I primi anni di governo di L. trascorsero all'ombra della figura paterna. Fu un periodo caratterizzato dall'alternanza di scontri e riappacificazioni con i vicini Bizantini di Puglia e Calabria, secondo uno schema di relazioni fra i due poteri confinanti che si ripeterà ciclicamente fino alla definitiva scomparsa del Principato longobardo. È proprio in occasione di uno di questi fugaci momenti di avvicinamento fra Impero e Longobardi che per la prima volta L. è ricordato dalle fonti come protagonista degli avvenimenti politici: nel 909 fu inviato dal padre a Costantinopoli per trattare con l'imperatore Leone VI il Saggio un'alleanza contro i Saraceni della colonia del Garigliano. Già nel 903 i sovrani longobardi avevano, in realtà, tentato di debellare autonomamente il pericolo arabo organizzando una piccola lega con Amalfitani e Napoletani, ma l'impresa si era rivelata un grave insuccesso. In occasione del viaggio a Costantinopoli L. fu insignito insieme con il fratello Atenolfo (II), rimasto in Italia, dei titoli di antipatos e patrikios, a testimonianza dell'avvenuto inserimento ufficiale dei dinasti capuani nella gerarchia bizantina. Costretto a rientrare in Italia per l'improvvisa morte del padre, nel giugno 910, a partire da tale data L. assunse il pieno controllo del Principato e associò al potere il fratello minore Atenolfo (II). Negli anni successivi L. continuò a dedicarsi all'organizzazione di una coalizione antisaracena: il 2 luglio 911 firmò un trattato di alleanza con il duca di Napoli Gregorio (IV) e quattro anni dopo inviò a Costantinopoli l'abate Giovanni di Montecassino, per sollecitare l'invio dei promessi aiuti militari.
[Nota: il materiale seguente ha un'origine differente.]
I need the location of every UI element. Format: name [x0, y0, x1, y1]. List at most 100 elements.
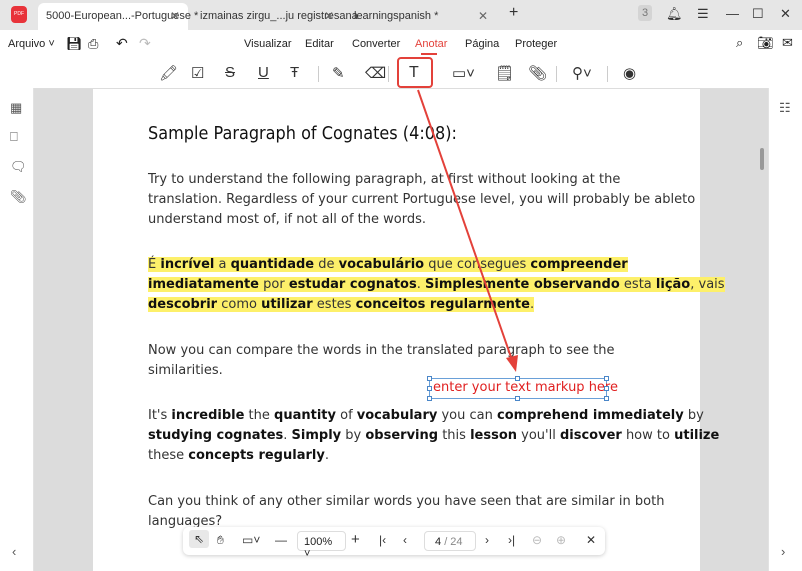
text-run: esta	[619, 277, 656, 292]
comment-icon[interactable]: 🗨︎	[10, 159, 27, 175]
bold-word: observing	[365, 428, 439, 443]
close-toolbar-icon[interactable]: ✕	[586, 533, 596, 547]
bold-word: comprehend immediately	[496, 408, 684, 423]
hand-tool-icon[interactable]: ✋︎	[217, 533, 224, 548]
zoom-out-icon[interactable]: —	[275, 533, 287, 547]
forward-icon[interactable]: ⊕	[556, 533, 566, 547]
text-tool-icon: T	[409, 64, 419, 81]
save-icon[interactable]: 💾︎	[66, 36, 83, 52]
menu-proteger[interactable]: Proteger	[515, 38, 557, 50]
prev-page-icon[interactable]: ‹	[403, 533, 407, 547]
bold-word: quantidade	[230, 257, 315, 272]
bell-icon[interactable]: 🔔︎	[666, 6, 683, 22]
pencil-icon[interactable]: ✎	[332, 64, 345, 82]
eraser-icon[interactable]: ⌫	[365, 64, 386, 82]
camera-icon[interactable]: 📷︎	[757, 35, 774, 51]
zoom-select[interactable]: 100% ˅	[297, 531, 346, 560]
show-annotations-icon[interactable]: ◉	[623, 64, 636, 82]
bottom-toolbar: ⇖ ✋︎ ▭˅ — 100% ˅ + |‹ ‹ 4 / 24 › ›| ⊖ ⊕ …	[183, 527, 605, 560]
highlight-icon[interactable]: 🖍︎	[159, 64, 178, 82]
text-markup-box[interactable]: enter your text markup here	[427, 376, 618, 401]
menu-pagina[interactable]: Página	[465, 38, 499, 50]
bold-word: lesson	[470, 428, 518, 443]
sticky-note-icon[interactable]: 🗒︎	[495, 64, 514, 82]
first-page-icon[interactable]: |‹	[379, 533, 386, 547]
minimize-icon[interactable]: —	[726, 6, 739, 21]
select-tool-icon[interactable]: ⇖	[189, 530, 210, 548]
underline-icon[interactable]: U	[258, 64, 269, 81]
right-sidebar: ☷ ›	[768, 88, 802, 571]
scrollbar-thumb[interactable]	[760, 148, 764, 170]
tab-document-1[interactable]: 5000-European...-Portuguese * ✕	[38, 3, 198, 30]
tab-label: izmainas zirgu_...ju registresana	[200, 10, 358, 22]
bookmark-icon[interactable]: ⎕	[10, 129, 18, 145]
mail-icon[interactable]: ✉	[782, 35, 793, 51]
menu-anotar[interactable]: Anotar	[415, 38, 447, 50]
text-run: , vais	[690, 277, 725, 292]
menu-bar: Arquivo ˅ 💾︎ ⎙ ↶ ↷ Visualizar Editar Con…	[0, 30, 802, 58]
area-highlight-icon[interactable]: ☑	[191, 64, 204, 82]
paragraph-line: similarities.	[148, 363, 223, 378]
text-markup-content[interactable]: enter your text markup here	[433, 380, 618, 395]
paragraph-line: É incrível a quantidade de vocabulário q…	[148, 257, 628, 272]
bold-word: vocabulário	[338, 257, 425, 272]
last-page-icon[interactable]: ›|	[508, 533, 515, 547]
tab-document-3[interactable]: learningspanish * ✕	[346, 3, 496, 30]
text-run: estes	[312, 297, 356, 312]
menu-editar[interactable]: Editar	[305, 38, 334, 50]
text-run: como	[217, 297, 262, 312]
bold-word: imediatamente	[148, 277, 259, 292]
tab-count-badge[interactable]: 3	[638, 5, 653, 21]
next-page-icon[interactable]: ›	[485, 533, 489, 547]
close-tab-icon[interactable]: ✕	[324, 9, 334, 23]
text-run: this	[438, 428, 471, 443]
properties-icon[interactable]: ☷	[779, 100, 791, 116]
file-menu[interactable]: Arquivo ˅	[8, 38, 55, 50]
text-run: É	[148, 257, 161, 272]
maximize-icon[interactable]: ☐	[752, 6, 764, 22]
attachment-icon[interactable]: 📎︎	[528, 64, 547, 82]
menu-converter[interactable]: Converter	[352, 38, 400, 50]
paragraph-line: Now you can compare the words in the tra…	[148, 343, 615, 358]
close-tab-icon[interactable]: ✕	[478, 9, 488, 23]
text-run: .	[416, 277, 425, 292]
rectangle-icon[interactable]: ▭˅	[452, 64, 475, 82]
text-run: by	[683, 408, 704, 423]
close-window-icon[interactable]: ✕	[780, 6, 791, 22]
text-run: .	[324, 448, 329, 463]
text-run: you'll	[517, 428, 560, 443]
collapse-left-icon[interactable]: ‹	[12, 544, 16, 559]
bold-word: compreender	[530, 257, 628, 272]
back-icon[interactable]: ⊖	[532, 533, 542, 547]
paragraph-line: translation. Regardless of your current …	[148, 192, 696, 207]
search-icon[interactable]: ⌕	[736, 35, 743, 51]
tab-document-2[interactable]: izmainas zirgu_...ju registresana ✕	[192, 3, 358, 30]
menu-visualizar[interactable]: Visualizar	[244, 38, 292, 50]
stamp-icon[interactable]: ⚲˅	[572, 64, 592, 82]
text-tool-button[interactable]: T	[397, 57, 433, 88]
paragraph-line: Can you think of any other similar words…	[148, 494, 665, 509]
squiggly-icon[interactable]: Ŧ	[290, 64, 299, 81]
menu-icon[interactable]: ☰	[697, 6, 709, 22]
text-run: It's	[148, 408, 172, 423]
tab-bar: PDF 5000-European...-Portuguese * ✕ izmai…	[0, 0, 802, 30]
close-tab-icon[interactable]: ✕	[170, 9, 180, 23]
app-logo: PDF	[11, 6, 27, 23]
expand-right-icon[interactable]: ›	[781, 544, 785, 559]
zoom-in-icon[interactable]: +	[351, 531, 360, 548]
thumbnails-icon[interactable]: ▦	[10, 100, 22, 116]
page-input[interactable]: 4 / 24	[424, 531, 476, 551]
bold-word: utilize	[674, 428, 720, 443]
text-run: por	[259, 277, 289, 292]
bold-word: concepts regularly	[188, 448, 325, 463]
text-run: of	[335, 408, 357, 423]
text-run: a	[214, 257, 231, 272]
strikethrough-icon[interactable]: S	[225, 64, 235, 81]
paragraph-line: Try to understand the following paragrap…	[148, 172, 621, 187]
view-mode-icon[interactable]: ▭˅	[242, 533, 260, 547]
redo-icon[interactable]: ↷	[139, 35, 151, 52]
print-icon[interactable]: ⎙	[88, 36, 98, 52]
attachment-panel-icon[interactable]: 📎︎	[10, 189, 27, 205]
new-tab-icon[interactable]: +	[509, 4, 518, 22]
undo-icon[interactable]: ↶	[116, 35, 128, 52]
Nel 914 i monaci cassinesi si erano trasferiti da Teano a Capua, dove rimasero sotto la tutela dei principi longobardi fino al 950. Dalla cronaca dell'abbazia risulta che lo stesso Giovanni, nonostante prima dell'elezione ad abate fosse arcidiacono della cattedrale di Capua e non monaco, fu imposto alla guida del cenobio dai due fratelli L. e Atenolfo (II), che in tal modo rafforzarono il loro controllo sul ricco monastero. Dai principi capuani Montecassino ottenne ampi privilegi e reiterate conferme di concessioni e donazioni avute dai predecessori, tra cui, nel 943, la conferma della donazione del monastero di S. Sofia di Benevento, fatta risalire al suo fondatore Arechi, nel 774.
La necessità di rafforzare le recenti alleanze con i vicini Stati dell'Italia meridionale portò L. a promuovere strategici matrimoni politici: L. sposò Gemma, figlia di Atanasio (II) vescovo duca di Napoli, mentre sua nipote Gaitelgrima, figlia di Atenolfo (II), sposò il principe di Salerno Guaimario (II), che a sua volta diede in sposa la figlia di primo letto Rothilde al figlio di L., Atenolfo (III).
Nella primavera 915, dopo oltre cinque anni dalla prima ambasciata di L. a Costantinopoli, decollò la coalizione antisaracena. Sotto la guida del pontefice Giovanni X si compattò un'imponente lega cristiana, formata dalla flotta bizantina dello stratega Nicola Picingli e dalle truppe di terra condotte da Alberico di Spoleto, da L. e da Guaimario (II) di Salerno. In agosto un attacco concentrico alla colonia del Garigliano eliminò l'ultima roccaforte musulmana del litorale tirrenico, dando nuovo prestigio alla potenza bizantina in Italia.
Il nuovo equilibrio politico rese ancora più difficili le relazioni fra Longobardi e Impero d'Oriente: la parte beneventana del Principato confinava infatti per un lungo tratto con il Tema bizantino, costituito da territori un tempo appartenuti allo Stato beneventano. Inoltre i Greci controllavano tutte le città costiere dell'Adriatico, impedendo così alla vicina capitale longobarda di partecipare ai fiorenti traffici commerciali con l'Oriente.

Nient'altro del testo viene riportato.